What solutions are proposed?

JMA: The environmentalism of the poor and the indigenous, the environmentalism of the people, is growing in the world, despite a sequel of assassinations, such as Berta Cáceres in Honduras and many others. In the EJAtlas, murder of socio-environmental activists appears in 12% of all cases. But environmental protests sometimes succeed (in the EJAtlas there are almost 20% of cases with success for environmental justice). These successes contribute to a transition to an economy and a society that is less unsustainable.

FD: The solutions are first to understand the causes and responsibilities, the complexity of the conflict. The simple strategies of silence and oppression don’t help us. Too often we find denial from companies and public authorities, as has happened for a long time with climate change. The resistance against environmental justice comes from those who benefit from the status quo. In each conflict, the organizations for environmental justice propose alternatives. They ask that the project be done differently, or that, if it is intrinsically unsustainable, be not carried out at all. Sometimes they ask for repairing the damage, such as removal of pollutants. In some cases, they just want respect for existing laws, while in other cases or at other times in the same case they question the legal framework and propose legislative changes. For every conflict, there are different ‘solutions’ and one always has to ask: ‘for whom’? There are always winners and losers, this is the essence of political ecology. We wish there were only win-win options, but that is not always possible, not to say almost never. Each conflict resolution goes to the benefit of some and harms others, and this depends on the power relations. Conflicts arise when those affected by a project (for example, a mine or a road), who are often the weakest, raise their voice. It is a question of democracy.

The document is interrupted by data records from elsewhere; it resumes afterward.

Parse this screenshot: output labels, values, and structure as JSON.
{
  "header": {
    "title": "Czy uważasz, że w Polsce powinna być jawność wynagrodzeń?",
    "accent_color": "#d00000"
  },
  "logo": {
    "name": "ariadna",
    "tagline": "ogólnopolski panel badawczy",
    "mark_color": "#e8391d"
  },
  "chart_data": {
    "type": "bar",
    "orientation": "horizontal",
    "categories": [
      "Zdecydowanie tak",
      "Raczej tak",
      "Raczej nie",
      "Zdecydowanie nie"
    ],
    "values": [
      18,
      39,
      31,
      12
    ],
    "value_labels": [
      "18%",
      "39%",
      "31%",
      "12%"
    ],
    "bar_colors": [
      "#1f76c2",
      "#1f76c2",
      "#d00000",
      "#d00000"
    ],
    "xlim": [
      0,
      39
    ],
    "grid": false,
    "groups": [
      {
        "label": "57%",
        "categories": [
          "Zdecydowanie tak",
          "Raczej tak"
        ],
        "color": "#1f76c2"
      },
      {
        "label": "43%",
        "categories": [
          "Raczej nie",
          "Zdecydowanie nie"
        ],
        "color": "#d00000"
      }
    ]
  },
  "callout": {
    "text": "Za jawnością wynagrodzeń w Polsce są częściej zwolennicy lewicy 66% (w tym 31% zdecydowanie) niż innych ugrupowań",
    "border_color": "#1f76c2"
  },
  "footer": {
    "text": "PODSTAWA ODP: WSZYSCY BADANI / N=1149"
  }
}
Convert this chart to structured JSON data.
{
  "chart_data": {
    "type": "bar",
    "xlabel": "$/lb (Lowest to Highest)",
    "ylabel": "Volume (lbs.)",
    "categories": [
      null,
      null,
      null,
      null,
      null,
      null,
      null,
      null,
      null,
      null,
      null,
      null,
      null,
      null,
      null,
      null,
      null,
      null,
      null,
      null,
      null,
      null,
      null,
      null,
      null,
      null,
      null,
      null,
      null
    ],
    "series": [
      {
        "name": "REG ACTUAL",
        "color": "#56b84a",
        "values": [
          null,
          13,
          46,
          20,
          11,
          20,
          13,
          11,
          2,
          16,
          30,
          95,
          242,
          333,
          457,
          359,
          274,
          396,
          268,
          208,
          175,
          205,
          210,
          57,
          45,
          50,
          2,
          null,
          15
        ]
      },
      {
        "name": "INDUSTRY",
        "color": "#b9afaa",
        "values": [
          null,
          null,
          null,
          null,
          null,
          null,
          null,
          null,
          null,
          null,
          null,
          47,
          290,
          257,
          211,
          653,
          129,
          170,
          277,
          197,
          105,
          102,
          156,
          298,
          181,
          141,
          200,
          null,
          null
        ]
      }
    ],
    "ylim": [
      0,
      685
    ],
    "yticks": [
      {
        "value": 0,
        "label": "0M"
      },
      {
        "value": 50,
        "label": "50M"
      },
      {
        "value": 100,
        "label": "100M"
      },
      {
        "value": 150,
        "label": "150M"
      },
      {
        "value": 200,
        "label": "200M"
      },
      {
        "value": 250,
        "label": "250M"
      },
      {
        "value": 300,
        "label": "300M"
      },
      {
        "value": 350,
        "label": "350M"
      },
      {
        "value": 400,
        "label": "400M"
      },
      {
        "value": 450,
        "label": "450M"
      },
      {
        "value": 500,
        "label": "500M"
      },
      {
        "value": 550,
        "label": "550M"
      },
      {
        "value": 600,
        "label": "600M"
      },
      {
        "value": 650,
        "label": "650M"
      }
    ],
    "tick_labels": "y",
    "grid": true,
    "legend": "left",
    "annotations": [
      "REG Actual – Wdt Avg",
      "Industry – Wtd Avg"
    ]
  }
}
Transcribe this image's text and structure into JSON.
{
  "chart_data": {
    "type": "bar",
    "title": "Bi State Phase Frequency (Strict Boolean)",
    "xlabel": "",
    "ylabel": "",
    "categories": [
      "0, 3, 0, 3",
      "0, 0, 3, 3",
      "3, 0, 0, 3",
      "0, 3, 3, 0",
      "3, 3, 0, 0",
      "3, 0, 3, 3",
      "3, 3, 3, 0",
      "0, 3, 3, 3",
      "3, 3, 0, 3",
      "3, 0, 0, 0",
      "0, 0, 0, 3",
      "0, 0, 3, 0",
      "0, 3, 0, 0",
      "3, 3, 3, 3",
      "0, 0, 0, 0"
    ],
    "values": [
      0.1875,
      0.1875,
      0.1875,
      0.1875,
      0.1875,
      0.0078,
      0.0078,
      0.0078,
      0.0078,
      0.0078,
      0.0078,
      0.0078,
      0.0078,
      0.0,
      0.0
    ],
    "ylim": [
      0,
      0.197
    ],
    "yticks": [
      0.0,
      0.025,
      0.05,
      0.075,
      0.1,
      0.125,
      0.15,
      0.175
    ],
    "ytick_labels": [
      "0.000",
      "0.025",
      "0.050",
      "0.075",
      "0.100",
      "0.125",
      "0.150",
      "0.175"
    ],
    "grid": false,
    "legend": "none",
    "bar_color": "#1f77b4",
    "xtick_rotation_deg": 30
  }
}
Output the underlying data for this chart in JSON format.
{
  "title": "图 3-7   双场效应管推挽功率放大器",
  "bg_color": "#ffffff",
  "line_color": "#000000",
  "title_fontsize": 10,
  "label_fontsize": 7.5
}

What is the relationship between environmental justice and  degrowth movement?

JMA: The new research project called “EnvJustice” in ICTA (with funding from the European Research Council) will precisely study the links between environmental justice struggles around the globe and the small European degrowth or postgrowth movement (or “prosperity without growth”, as Tim Jackson says), which is promoted by a group of researchers at ICTA UAB called Research & Degrowth. Federico Demaria is in charge of studying this relationship. Many of the movements in the South want to stop the extraction of raw materials. They are against looting and robbery or, put in a more polite way, they are against “ecologically unequal trade”, and also against biopiracy. They also demand that the ecological debt from climate change is paid for at least acknowledged. There are common purposes between the two movements, Degrowth and Environmental Justice.

FD: Our research shows that environmental conflicts are related to the social metabolism, to the increasing flows of materials and energy in the economy. We must recognize that a development model based on increasing production and consumption necessarily has impacts on the environment and generates environmental injustices. Therefore, we must question a socio-economic model based on economic growth and truly bet on sustainability, which implies a decrease of flows of energy and materials. There are alternatives to development. Degrowth, one of these, is not the same as recession. The movement is based on the assumption that we can live well with less, and we need to do it differently. The question is how to manage the economy without growth so that it can meet the goals of ecological sustainability, social equity and well-being of people. The questions has become even more pressing now that undoubtedly mature economies are not growing as they used to do. This is the issue that we discuss in our book: Degrowth. A Vocabulary for a New Era (Routledge, 2015), and that will be at the center of the 5th international degrowth conference in Budapest (30th August – 3rd September, 2016). As ecological economists Tim Jackson and Peter Victor wrote recently in the The New York Times: “Imagining a world without growth is among the most vital and urgent tasks for society to engage in”.